Saint Catherine’s Monastery was built between 548 and 565, and is one of the oldest working Christian monasteries in the world. The site lies at the mouth of a gorge at the foot of Mount Sinai, beneath the mountain where God is said to have revealed the Ten Commandments to Moses. The site contains the world’s oldest continuously operating library, hosting many important unique books, codices, and manuscripts, outnumbered only by the Vatican Library. Researchers from the Early Manuscripts Electronic Library (EMEL) in California onsite at the monastery have uncovered ancient works hidden underneath monastery scriptures using imaging technology.
EMEL scientists behind the research, believe that the imaging methods used could reveal many other lost texts and hail a “new golden age of discovery.” Monks originally wrote their texts down on parchments in ancient languages, which were later rubbed off and used to write Bible text by future generations who spoke in more modern languages. A manuscript or piece of writing material on which the original writing has been erased to make room for later writing but of which original traces remain is called palimpsests.
Researchers took photographs of the palimpsests using spectral imaging, which collects detailed color data and put the electronic images through a computer algorithm to identify and paleographically describe the erased texts.

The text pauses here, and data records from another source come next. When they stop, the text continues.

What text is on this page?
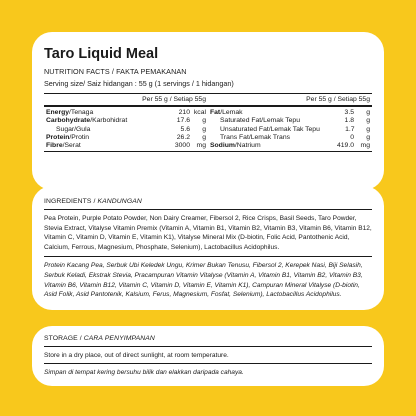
Taro Liquid Meal
NUTRITION FACTS / FAKTA PEMAKANAN
Serving size/ Saiz hidangan : 55 g (1 servings / 1 hidangan)
Per 55 g / Setiap 55g
Energy/Tenaga	210 kcal
Carbohydrate/Karbohidrat	17.6	g
Sugar/Gula	5.6	g
Protein/Protin	26.2	g
Fibre/Serat	3000 mg
Per 55 g / Setiap 55g
Fat/Lemak	3.5	g
Saturated Fat/Lemak Tepu	1.8	g
Unsaturated Fat/Lemak Tak Tepu	1.7	g
Trans Fat/Lemak Trans	0	g
Sodium/Natrium	419.0 mg
INGREDIENTS / KANDUNGAN
Pea Protein, Purple Potato Powder, Non Dairy Creamer, Fibersol 2, Rice Crisps, Basil Seeds, Taro Powder, Stevia Extract, Vitalyse Vitamin Premix (Vitamin A, Vitamin B1, Vitamin B2, Vitamin B3, Vitamin B6, Vitamin B12, Vitamin C, Vitamin D, Vitamin E, Vitamin K1), Vitalyse Mineral Mix (D-biotin, Folic Acid, Pantothenic Acid, Calcium, Ferrous, Magnesium, Phosphate, Selenium), Lactobacillus Acidophilus.
Protein Kacang Pea, Serbuk Ubi Keledek Ungu, Krimer Bukan Tenusu, Fibersol 2, Kerepek Nasi, Biji Selasih, Serbuk Keladi, Ekstrak Stevia, Pracampuran Vitamin Vitalyse (Vitamin A, Vitamin B1, Vitamin B2, Vitamin B3, Vitamin B6, Vitamin B12, Vitamin C, Vitamin D, Vitamin E, Vitamin K1), Campuran Mineral Vitalyse (D-biotin, Asid Folik, Asid Pantotenik, Kalsium, Ferus, Magnesium, Fosfat, Selenium), Lactobacillus Acidophilus.
STORAGE / CARA PENYIMPANAN
Store in a dry place, out of direct sunlight, at room temperature.
Simpan di tempat kering bersuhu bilik dan elakkan daripada cahaya.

The method allows them to see the first writing laid down on the manuscripts, which at the time were highly prized, before they were re-purposed in later years. The earliest copies of some texts from famed Greek physician Hippocrates, the “Father of Modern Medicine” were uncovered by the EMEL scientists, as well as ancient Greek medical texts that were previously unknown. One of the ancient languages found on the palimpsests is Caucasian Albanian, used in 6th–8th century, which had only been known from scattered stone tablets that are believed to be an early Christian lectionary.